On Wednesday, the Federal Reserve issues its so-called Beige Book of regional economic indicators, and inflation numbers and retail sales will come on Friday. This week will also start the second quarter earnings season with bellwether Alcoa reporting on Monday. Expectations are low as guidance from companies has been generally negative. On Wednesday, aggressive choice CSX Corp. reports with consensus of $0.45 per share vs. $0.56 a year-ago. And on Thursday, JPMorgan Chase releases results with analysts looking for per share earnings of $1.44 compared to $1.54 in the second quarter of 2015. There remains a great deal of uncertainty ahead: Brexit implications, uneasiness of interest rates both here and abroad and worldwide economic malaise to name a few. However, the bulls are showing resilience amid the recent pickup in market volatility, and stocks still look to be a compelling investment option.
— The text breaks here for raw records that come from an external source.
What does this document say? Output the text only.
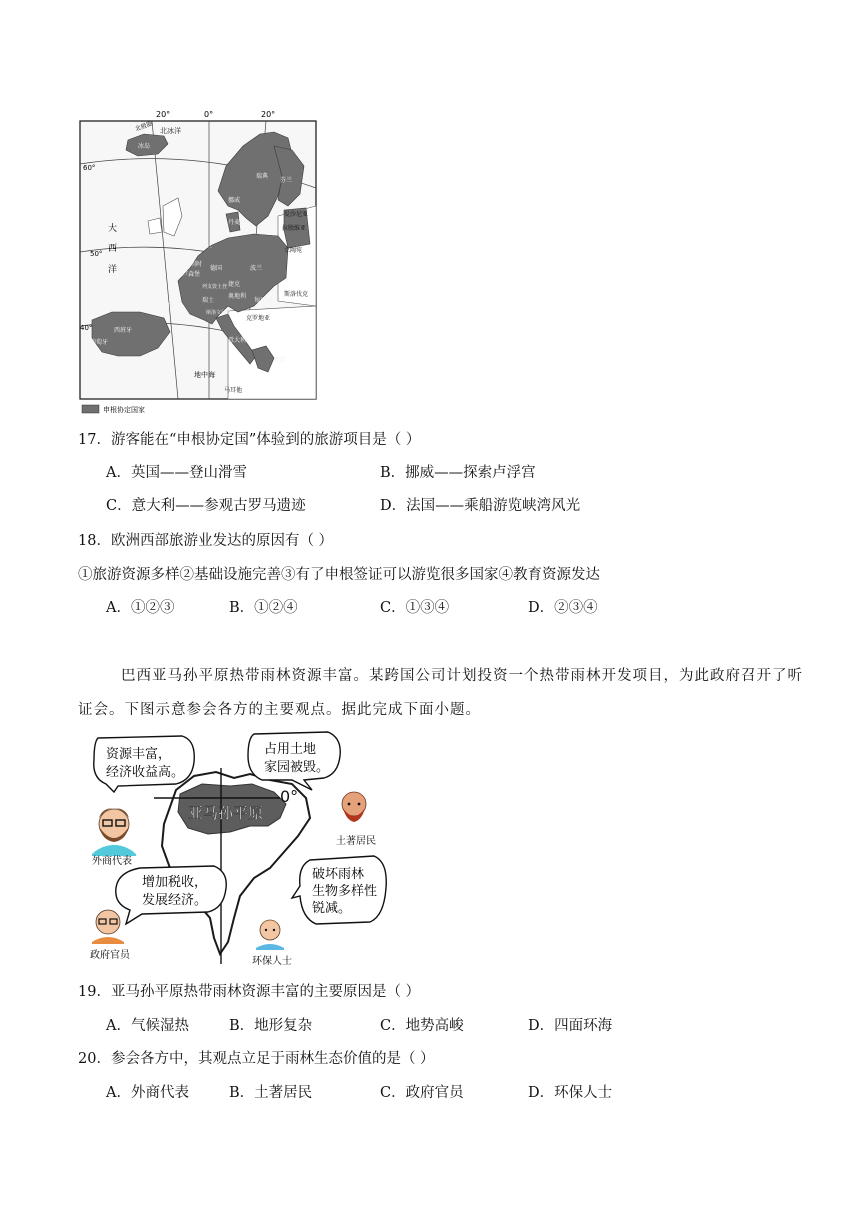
20°	0°	20°
北冰洋
北极圈
大
西
洋
地中海
60°
50°
40°
冰岛
挪威
瑞典
芬兰
丹麦
荷兰
比利时
卢森堡
德国	波兰
捷克
奥地利
法国
瑞士
列支敦士登
斯洛文尼亚
匈牙利
斯洛伐克
意大利
西班牙
葡萄牙
爱沙尼亚
拉脱维亚
立陶宛
克罗地亚
希腊
马耳他
申根协定国家
17．游客能在“申根协定国”体验到的旅游项目是（ ）
A．英国——登山滑雪	B．挪威——探索卢浮宫
C．意大利——参观古罗马遗迹	D．法国——乘船游览峡湾风光
18．欧洲西部旅游业发达的原因有（ ）
①旅游资源多样②基础设施完善③有了申根签证可以游览很多国家④教育资源发达
A．①②③	B．①②④	C．①③④	D．②③④
巴西亚马孙平原热带雨林资源丰富。某跨国公司计划投资一个热带雨林开发项目，为此政府召开了听
证会。下图示意参会各方的主要观点。据此完成下面小题。
亚马孙平原
0°
资源丰富，
经济收益高。
占用土地
家园被毁。
增加税收，
发展经济。
破坏雨林
生物多样性
锐减。
外商代表
土著居民
政府官员
环保人士
19．亚马孙平原热带雨林资源丰富的主要原因是（ ）
A．气候湿热	B．地形复杂	C．地势高峻	D．四面环海
20．参会各方中，其观点立足于雨林生态价值的是（ ）
A．外商代表	B．土著居民	C．政府官员	D．环保人士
Here is the answer to last week’s trivia question: Hertz Global Holdings, one of the world’s largest auto rental providers, owns Hertz and what other car rental brand? Dollar/Thrifty, National, Budget or Alamo. Answer: Dollar/Thrifty, acquired by Hertz in April, 2010.
Today’s Trivia Question: The prime rate is the interest rate commercial banks charge their most credit worthy corporate customers, and is largely determined by the Federal Reserve’s rate to banks and is used as a basis for fixing other lending rates. Currently, the prime rate is? 2.9%, 5.2%, 3.5% or 4.25%.